Percentage of elapsed time during which I/O requests were issued to the device (bandwidth utilization for the device). Device saturation occurs when this value is close to 100%.

I have seen many cases people misuse this metric when to tell if the system runs into disk I/O bottleneck.

To explain what could be wrong with %util, let’s start from a fio benchmark run.

1
2
$ fio --ioengine=libaio --blocksize=4k --readwrite=write --filesize=10G --end_fsync=1 --iodepth=128 --direct=1 --group_reporting -time_based --runtime=60 --numjobs=1 --name=fiojob1 --filename=/dev/nvme1n1
write: io=2555.8MB, bw=43615KB/s, iops=10903, runt= 60004msec

During the fio run, we can examine the iostat output to understand the disk utilization.

1
2
Device: rrqm/s wrqm/s r/s w/s   rkB/s wkB/s avgrq-sz avgqu-sz await r_await w_await svctm %util
nvme1n1 0 0 0 10993 0 43972 8 30.13 2.74 0 2.74 0.09 100.08

From the iostat output, the disk utilization is 100%. Can we conclude the system is running into disk I/O bottleneck. Not yet!!

The fio benchmark runs on a AWS EC2 instance which has one EBS volume attached. The IOPS limit is set to 16000 when to create the EBS volume. Obviously, the ceiling is not reached yet since the w/s achieved is only 10993. But, why the disk utilization is already 100%.

The problem is due to parallelism.

In the man page of iostat, when it says %util, it means “Percentage of elapsed time during which I/O requests were issued to the device”. It also means “Device saturation occurs when this value is close to 100%”. This is NOT correct for the modern SSD disk any more.

For the tranditional magnetic hard disk, due to the nature of spining disk head, it can only handle one I/O at a time. The above statement makes sense. However, for the modern SSD disk, it can handle multiple I/Os at a time. When the disk is 100% busy, it might be continuously handling one or more write requests during that sampling period. In other words, it doesn’t mean the SSD disk can’t handle extra I/Os even if it’s already 100% busy servicing I/O requests.

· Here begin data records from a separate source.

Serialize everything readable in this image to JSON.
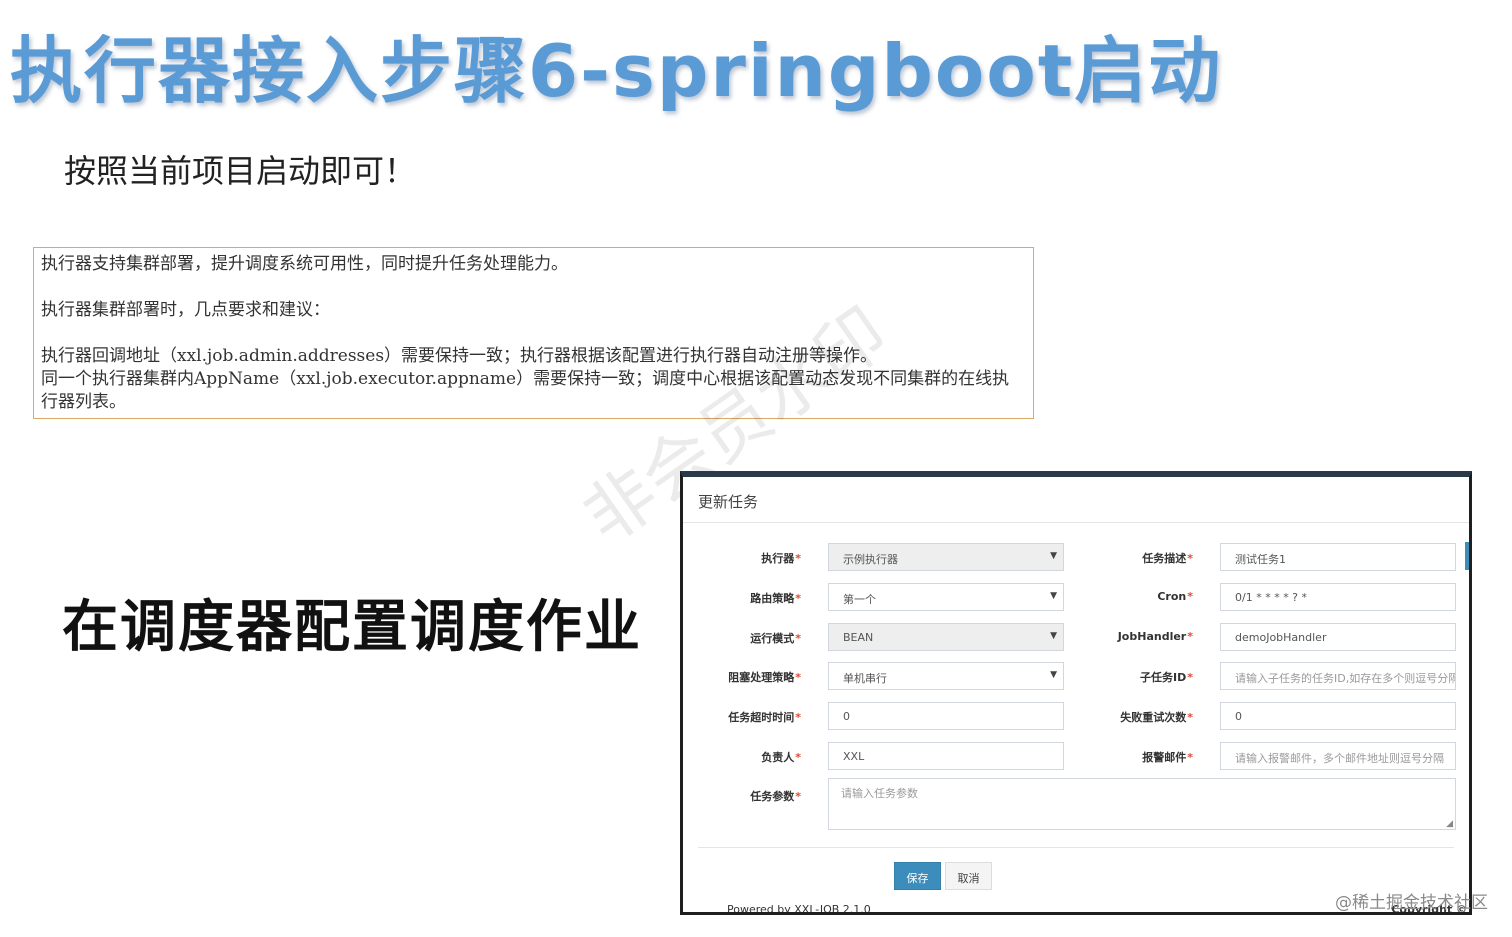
{
  "slide": {
    "title": "执行器接入步骤6-springboot启动",
    "subtitle": "按照当前项目启动即可！",
    "notice": {
      "line1": "执行器支持集群部署，提升调度系统可用性，同时提升任务处理能力。",
      "line2": "执行器集群部署时，几点要求和建议：",
      "line3": "执行器回调地址（xxl.job.admin.addresses）需要保持一致；执行器根据该配置进行执行器自动注册等操作。",
      "line4": "同一个执行器集群内AppName（xxl.job.executor.appname）需要保持一致；调度中心根据该配置动态发现不同集群的在线执行器列表。"
    },
    "heading": "在调度器配置调度作业",
    "watermark": "非会员水印",
    "corner_mark": "@稀土掘金技术社区"
  },
  "modal": {
    "title": "更新任务",
    "fields": {
      "executor": {
        "label": "执行器",
        "value": "示例执行器"
      },
      "job_desc": {
        "label": "任务描述",
        "value": "测试任务1"
      },
      "route_strategy": {
        "label": "路由策略",
        "value": "第一个"
      },
      "cron": {
        "label": "Cron",
        "value": "0/1 * * * * ? *"
      },
      "run_mode": {
        "label": "运行模式",
        "value": "BEAN"
      },
      "job_handler": {
        "label": "JobHandler",
        "value": "demoJobHandler"
      },
      "block_strategy": {
        "label": "阻塞处理策略",
        "value": "单机串行"
      },
      "child_job_id": {
        "label": "子任务ID",
        "placeholder": "请输入子任务的任务ID,如存在多个则逗号分隔"
      },
      "timeout": {
        "label": "任务超时时间",
        "value": "0"
      },
      "fail_retry": {
        "label": "失败重试次数",
        "value": "0"
      },
      "author": {
        "label": "负责人",
        "value": "XXL"
      },
      "alarm_email": {
        "label": "报警邮件",
        "placeholder": "请输入报警邮件，多个邮件地址则逗号分隔"
      },
      "job_param": {
        "label": "任务参数",
        "placeholder": "请输入任务参数"
      }
    },
    "buttons": {
      "save": "保存",
      "cancel": "取消"
    },
    "background_footer_left": "Powered by XXL-JOB 2.1.0",
    "background_footer_right": "Copyright ©"
  }
}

For the previous fio run, in order to push the disk limit, we need a way to increase I/O parallelism. To achieve this, we can keep increasing numjobs from 1 to 2, or more.

numjobs=2:

1
2
$ fio --ioengine=libaio --blocksize=4k --readwrite=write --filesize=10G --end_fsync=1 --iodepth=128 --direct=1 --group_reporting -time_based --runtime=60 --numjobs=2 --name=fiojob1 --filename=/dev/nvme1n1
write: io=3122.2MB, bw=53283KB/s, iops=13320, runt= 60003msec
1
2
Device: rrqm/s wrqm/s r/s w/s     rkB/s wkB/s   avgrq-sz avgqu-sz await r_await w_await svctm %util
nvme1n1 0 0 0 13412.2 0 53648.8 8 44.84 3.34 0 3.34 0.07 100

Now, this w/s is increased from 10993 to 13412. We can push more until the limit 16000.

numjobs=4:

1
2
$ fio --ioengine=libaio --blocksize=4k --readwrite=write --filesize=10G --end_fsync=1 --iodepth=128 --direct=1 --group_reporting -time_based --runtime=60 --numjobs=4 --name=fiojob1 --filename=/dev/nvme1n1
write: io=3798.2MB, bw=64817KB/s, iops=16204, runt= 60004msec
1
2
Device: rrqm/s wrqm/s r/s w/s     rkB/s wkB/s   avgrq-sz avgqu-sz await r_await w_await svctm %util
nvme1n1 0 0 0 16001.6 0 64006.4 8 50.15 3.13 0 3.13 0.06 100

To this point, the disk reaches its IOPS limit 16000 and it is finally saturated.